And we’re going, much too fast in my opinion, because the door is right there and it’s open, and I see a woman stand, smiling at me. I don’t know what to say, and all of my French and Darija flies straight out of my head, so I laugh nervously. The coordinator introduces us, then faster than I can blink we’re grabbing my suitcases and hurried out the door. We manage to shove my bags in the back of the car, and I’m too flustered to notice that I’ve forgotten one at Amideast (don’t worry, I remember later). She motions me into the passenger seat and I sit, reaching for the buckle and clipping in. She smiles at me, expectantly, and I feel a flood of nerves wash over me, prickly and uncomfortable. 

       “Le fenêtre?” She asks, again, and I blink. 

       “Oh,” I say, and I roll the window down. 

My room is adorable, the house is gorgeous, I’ve successfully met my host sister and grandmother, and so all that’s left is to… unpack. And then I have nothing for four hours until we go to bed. 

To delay unpacking, and the inevitable emergence from my room once that is complete, I message my parents instead. After pleasantries, they immediately shame me for that decision. 

       “Go out,” they say. “Talk to them! Don’t hide away.”

I agree, but I unpack before I go, feeling anxious the whole time and trying to make it last longer than it should. Too quickly, I run out of things to do, and I’m alone with myself, my thoughts, and a weird bubbling sense of homesickness. That won’t do, I think, remembering all the horror stories from orientation of students who hid away all year. So I gather myself up, put on my big-girl pants, and go to talk to the scary, nice people who have agreed to take me in. Willingly and generously. Of their own volition. 
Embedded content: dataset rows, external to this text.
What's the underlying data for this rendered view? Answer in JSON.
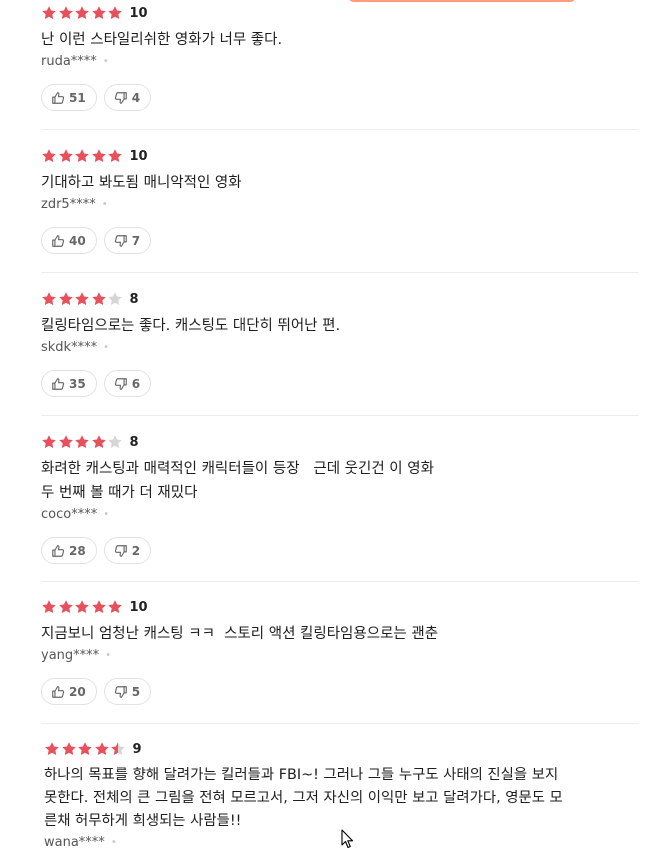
{
  "colors": {
    "star_on": "#e8505b",
    "star_off": "#d6d6d6",
    "accent_bar": "#ff9b7f"
  },
  "reviews": [
    {
      "stars": [
        1,
        1,
        1,
        1,
        1
      ],
      "score": "10",
      "text": "난 이런 스타일리쉬한 영화가 너무 좋다.",
      "user": "ruda****",
      "likes": "51",
      "dislikes": "4"
    },
    {
      "stars": [
        1,
        1,
        1,
        1,
        1
      ],
      "score": "10",
      "text": "기대하고 봐도됨 매니악적인 영화",
      "user": "zdr5****",
      "likes": "40",
      "dislikes": "7"
    },
    {
      "stars": [
        1,
        1,
        1,
        1,
        0
      ],
      "score": "8",
      "text": "킬링타임으로는 좋다. 캐스팅도 대단히 뛰어난 편.",
      "user": "skdk****",
      "likes": "35",
      "dislikes": "6"
    },
    {
      "stars": [
        1,
        1,
        1,
        1,
        0
      ],
      "score": "8",
      "text": "화려한 캐스팅과 매력적인 캐릭터들이 등장   근데 웃긴건 이 영화\n두 번째 볼 때가 더 재밌다",
      "user": "coco****",
      "likes": "28",
      "dislikes": "2"
    },
    {
      "stars": [
        1,
        1,
        1,
        1,
        1
      ],
      "score": "10",
      "text": "지금보니 엄청난 캐스팅 ㅋㅋ  스토리 액션 킬링타임용으로는 괜춘",
      "user": "yang****",
      "likes": "20",
      "dislikes": "5"
    },
    {
      "stars": [
        1,
        1,
        1,
        1,
        0.5
      ],
      "score": "9",
      "text": "하나의 목표를 향해 달려가는 킬러들과 FBI~! 그러나 그들 누구도 사태의 진실을 보지\n못한다. 전체의 큰 그림을 전혀 모르고서, 그저 자신의 이익만 보고 달려가다, 영문도 모\n른채 허무하게 희생되는 사람들!!",
      "user": "wana****"
    }
  ]
}
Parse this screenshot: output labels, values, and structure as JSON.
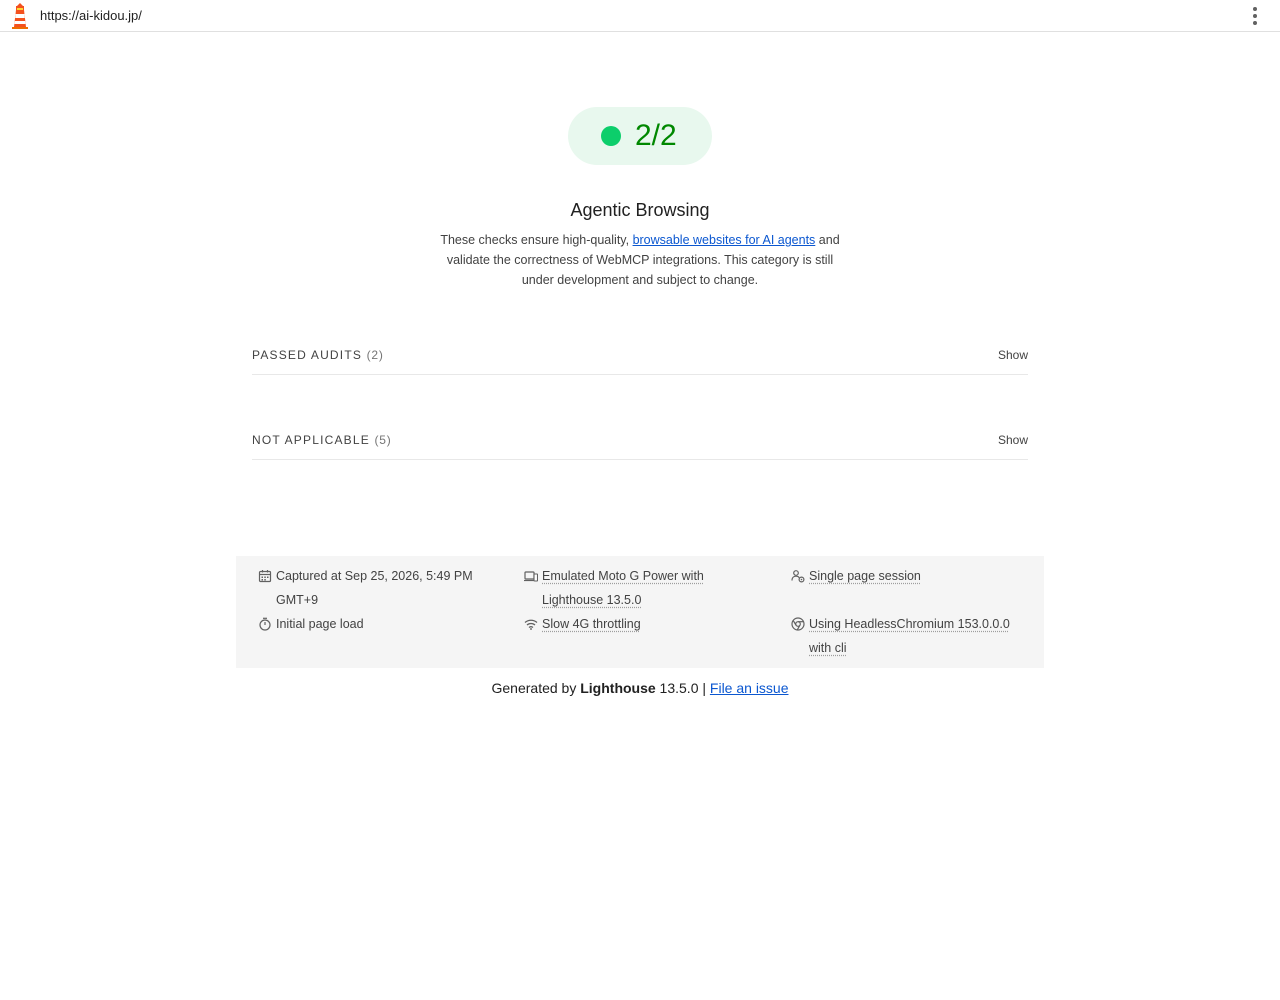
{
  "topbar": {
    "url": "https://ai-kidou.jp/",
    "logo_icon": "lighthouse-logo-icon",
    "menu_icon": "more-vertical-icon"
  },
  "score": {
    "value": "2/2",
    "color": "#008800",
    "dot_color": "#0cce6b"
  },
  "category": {
    "title": "Agentic Browsing",
    "desc_before": "These checks ensure high-quality, ",
    "desc_link": "browsable websites for AI agents",
    "desc_after": " and validate the correctness of WebMCP integrations. This category is still under development and subject to change."
  },
  "groups": {
    "passed": {
      "title": "PASSED AUDITS",
      "count": "(2)",
      "toggle": "Show"
    },
    "not_applicable": {
      "title": "NOT APPLICABLE",
      "count": "(5)",
      "toggle": "Show"
    }
  },
  "environment": {
    "captured": {
      "icon": "calendar-icon",
      "text": "Captured at Sep 25, 2026, 5:49 PM GMT+9"
    },
    "device": {
      "icon": "devices-icon",
      "text": "Emulated Moto G Power with Lighthouse 13.5.0"
    },
    "session": {
      "icon": "session-icon",
      "text": "Single page session"
    },
    "load": {
      "icon": "stopwatch-icon",
      "text": "Initial page load"
    },
    "throttling": {
      "icon": "wifi-icon",
      "text": "Slow 4G throttling"
    },
    "browser": {
      "icon": "chrome-icon",
      "text": "Using HeadlessChromium 153.0.0.0 with cli"
    }
  },
  "footer": {
    "prefix": "Generated by ",
    "brand": "Lighthouse",
    "version": " 13.5.0 | ",
    "issue_link": "File an issue"
  }
}
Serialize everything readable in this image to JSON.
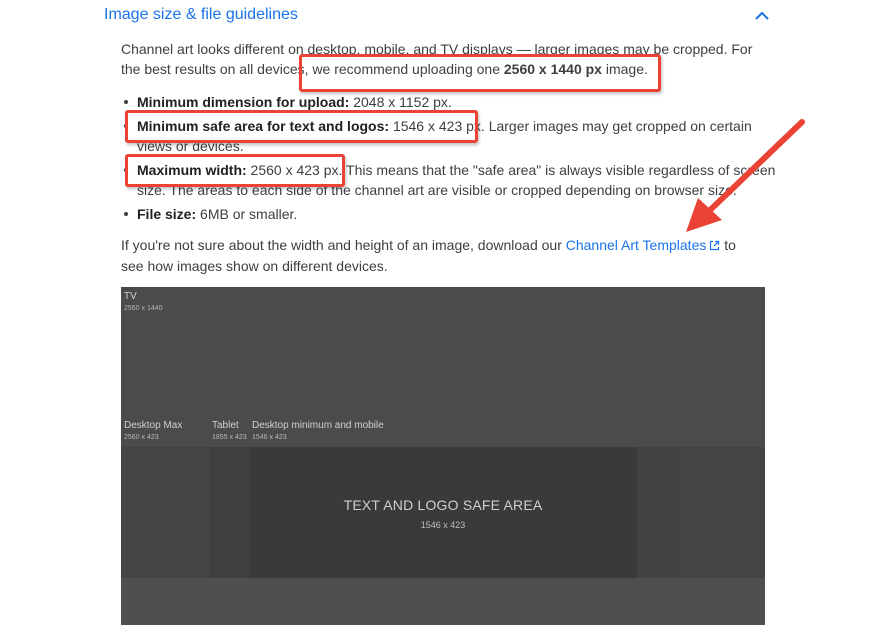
{
  "section": {
    "title": "Image size & file guidelines"
  },
  "intro": {
    "part1": "Channel art looks different on desktop, mobile, and TV displays — larger images may be cropped. For the best results on all devices,",
    "part2": " we recommend uploading one ",
    "bold": "2560 x 1440 px",
    "part3": " image."
  },
  "bullets": [
    {
      "label": "Minimum dimension for upload:",
      "value": " 2048 x 1152 px."
    },
    {
      "label": "Minimum safe area for text and logos:",
      "value": " 1546 x 423 px.",
      "rest": " Larger images may get cropped on certain views or devices."
    },
    {
      "label": "Maximum width:",
      "value": " 2560 x 423 px.",
      "rest": " This means that the \"safe area\" is always visible regardless of screen size. The areas to each side of the channel art are visible or cropped depending on browser size."
    },
    {
      "label": "File size:",
      "value": " 6MB or smaller."
    }
  ],
  "help": {
    "before": "If you're not sure about the width and height of an image, download our ",
    "link": "Channel Art Templates",
    "after": " to see how images show on different devices."
  },
  "diagram": {
    "tv_label": "TV",
    "tv_dims": "2560 x 1440",
    "desktop_max_label": "Desktop Max",
    "desktop_max_dims": "2560 x 423",
    "tablet_label": "Tablet",
    "tablet_dims": "1855 x 423",
    "desktop_min_label": "Desktop minimum and mobile",
    "desktop_min_dims": "1546 x 423",
    "safe_title": "TEXT AND LOGO SAFE AREA",
    "safe_dims": "1546 x 423"
  },
  "colors": {
    "link": "#1a73e8",
    "highlight": "#ea4335"
  },
  "icons": {
    "collapse": "chevron-up-icon",
    "external": "external-link-icon",
    "arrow": "annotation-arrow-icon"
  }
}
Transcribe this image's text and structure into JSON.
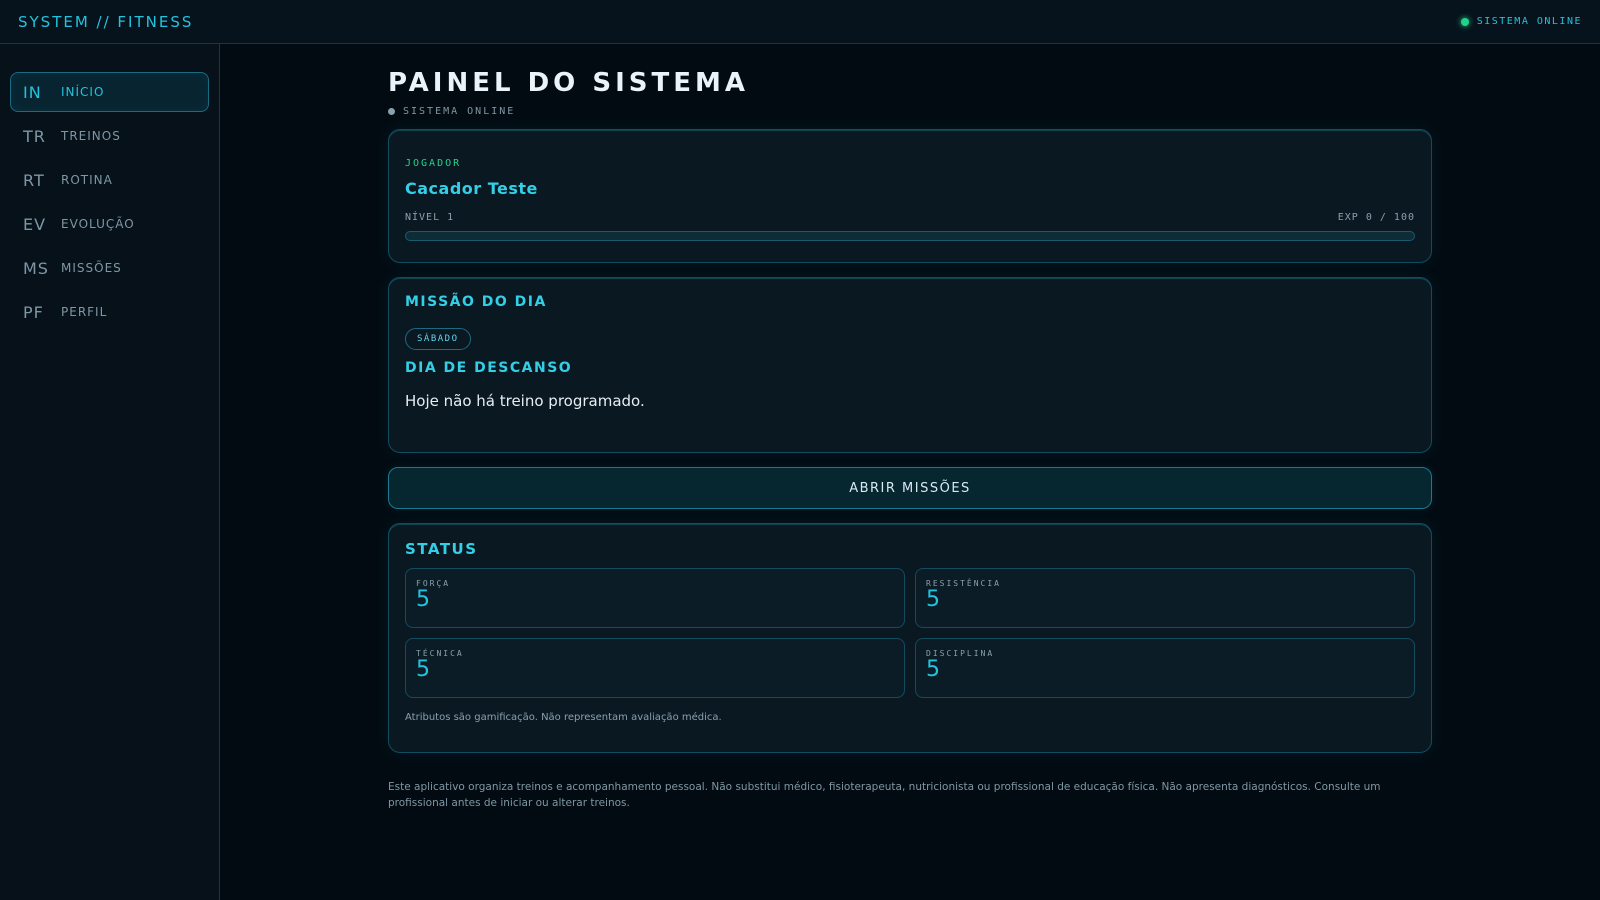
{
  "topbar": {
    "brand": "SYSTEM // FITNESS",
    "status": "SISTEMA ONLINE"
  },
  "sidebar": {
    "items": [
      {
        "abbr": "IN",
        "label": "INÍCIO",
        "active": true
      },
      {
        "abbr": "TR",
        "label": "TREINOS",
        "active": false
      },
      {
        "abbr": "RT",
        "label": "ROTINA",
        "active": false
      },
      {
        "abbr": "EV",
        "label": "EVOLUÇÃO",
        "active": false
      },
      {
        "abbr": "MS",
        "label": "MISSÕES",
        "active": false
      },
      {
        "abbr": "PF",
        "label": "PERFIL",
        "active": false
      }
    ]
  },
  "main": {
    "title": "PAINEL DO SISTEMA",
    "subtitle": "SISTEMA ONLINE",
    "player": {
      "label": "JOGADOR",
      "name": "Cacador Teste",
      "level": "NÍVEL 1",
      "exp": "EXP 0 / 100",
      "exp_progress": 0
    },
    "mission": {
      "title": "MISSÃO DO DIA",
      "day": "SÁBADO",
      "heading": "DIA DE DESCANSO",
      "text": "Hoje não há treino programado."
    },
    "open_missions_label": "ABRIR MISSÕES",
    "status": {
      "title": "STATUS",
      "stats": [
        {
          "label": "FORÇA",
          "value": "5"
        },
        {
          "label": "RESISTÊNCIA",
          "value": "5"
        },
        {
          "label": "TÉCNICA",
          "value": "5"
        },
        {
          "label": "DISCIPLINA",
          "value": "5"
        }
      ],
      "note": "Atributos são gamificação. Não representam avaliação médica."
    },
    "footer": "Este aplicativo organiza treinos e acompanhamento pessoal. Não substitui médico, fisioterapeuta, nutricionista ou profissional de educação física. Não apresenta diagnósticos. Consulte um profissional antes de iniciar ou alterar treinos."
  },
  "colors": {
    "accent": "#22c3dc",
    "online": "#23d18b",
    "background": "#030b12"
  }
}
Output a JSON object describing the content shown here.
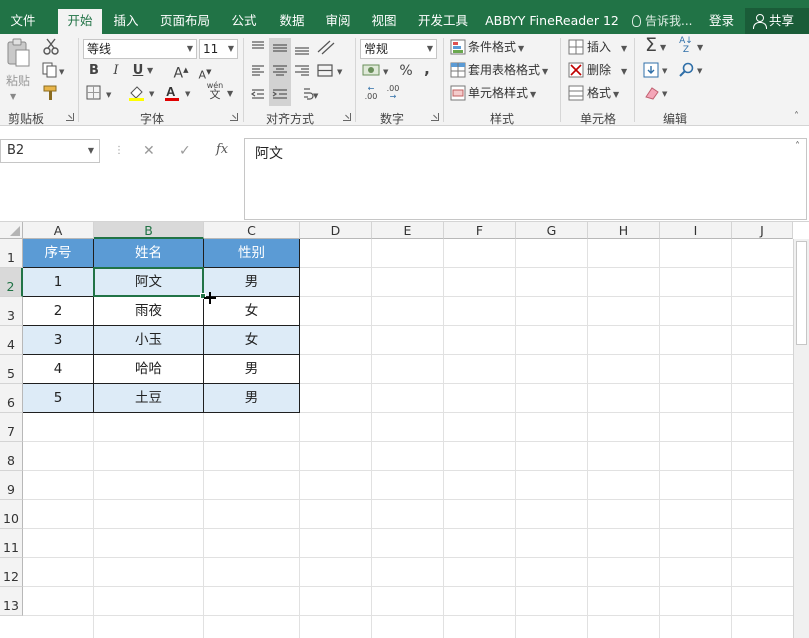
{
  "tabs": [
    {
      "label": "文件",
      "active": false
    },
    {
      "label": "开始",
      "active": true
    },
    {
      "label": "插入",
      "active": false
    },
    {
      "label": "页面布局",
      "active": false
    },
    {
      "label": "公式",
      "active": false
    },
    {
      "label": "数据",
      "active": false
    },
    {
      "label": "审阅",
      "active": false
    },
    {
      "label": "视图",
      "active": false
    },
    {
      "label": "开发工具",
      "active": false
    },
    {
      "label": "ABBYY FineReader 12",
      "active": false
    }
  ],
  "tell_me": "告诉我...",
  "login": "登录",
  "share": "共享",
  "ribbon": {
    "clipboard": {
      "paste": "粘贴",
      "label": "剪贴板"
    },
    "font": {
      "name": "等线",
      "size": "11",
      "label": "字体",
      "bold": "B",
      "italic": "I",
      "underline": "U",
      "grow": "A",
      "shrink": "A",
      "phonetic_top": "wén",
      "phonetic_bottom": "文"
    },
    "alignment": {
      "label": "对齐方式"
    },
    "number": {
      "format": "常规",
      "percent": "%",
      "comma": ",",
      "inc_decimal": ".00",
      "dec_decimal": ".00",
      "label": "数字"
    },
    "styles": {
      "conditional": "条件格式",
      "table": "套用表格格式",
      "cell_styles": "单元格样式",
      "label": "样式"
    },
    "cells": {
      "insert": "插入",
      "delete": "删除",
      "format": "格式",
      "label": "单元格"
    },
    "editing": {
      "label": "编辑"
    }
  },
  "colors": {
    "accent": "#217346",
    "header_fill": "#5b9bd5",
    "band_fill": "#ddebf7",
    "font_red": "#e00000",
    "highlight_yellow": "#ffff00"
  },
  "formula_bar": {
    "name_box": "B2",
    "cancel": "✕",
    "enter": "✓",
    "fx": "fx",
    "content": "阿文"
  },
  "columns": [
    "A",
    "B",
    "C",
    "D",
    "E",
    "F",
    "G",
    "H",
    "I",
    "J"
  ],
  "rows": [
    "1",
    "2",
    "3",
    "4",
    "5",
    "6",
    "7",
    "8",
    "9",
    "10",
    "11",
    "12",
    "13"
  ],
  "table": {
    "headers": [
      "序号",
      "姓名",
      "性别"
    ],
    "rows": [
      [
        "1",
        "阿文",
        "男"
      ],
      [
        "2",
        "雨夜",
        "女"
      ],
      [
        "3",
        "小玉",
        "女"
      ],
      [
        "4",
        "哈哈",
        "男"
      ],
      [
        "5",
        "土豆",
        "男"
      ]
    ]
  },
  "selected_cell": "B2"
}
       Why was I so scared? 

       Ten months, ten months—

       Right. 

I emerge from my room, where it was too quiet and my thoughts were too loud, and find myself suddenly enveloped in an outpouring of sheer friendliness. I understand! I cheer to myself as we chat on the couch (only about one word in ten, but enough to get some of the meaning). They’re so nice! I think as my host siblings chatter my ears off (my new little brothers came home in the midst of my hiding-in-my-room phase). And best of all; I don’t feel alone. 

At dinner (which is delicious), my host mother explains; “My husband works in the medina, and will not be home until after midnight.”

I nod, as I find myself doing increasingly with a language barrier, and we move on to other topics. I’m sure I’ll meet him soon (and I don’t mind having a break from meeting new people). And so the day passed away. 

The next day passed, and the day after, on into a week as I grew comfortable in my host family’s home. I slowly wore down my shiny “new guest” status into a cozier “member of the house” role, and I fitted myself into their routine and chores. A few days more pass before we have a meeting with our coordinator, we’re all asked how it’s going at home— and I realize that I still haven’t met my host father. I sleep early, he comes in late. I leave early, he sleeps in. Every day we pass like ships in the night, never crossing paths, but running on parallel lines. I wonder what he’s like, and I can see him in his reflection against my new siblings and mother— but I have never met him. Could I be a part of their lives without knowing such a big piece? Would I go the entire ten months without ever seeing him? I didn’t know, and so I put it on the shelf of things I couldn’t control, and moved along in my quiet existence. 

       “Do you want to go to a concert with me?” Asks my sister. 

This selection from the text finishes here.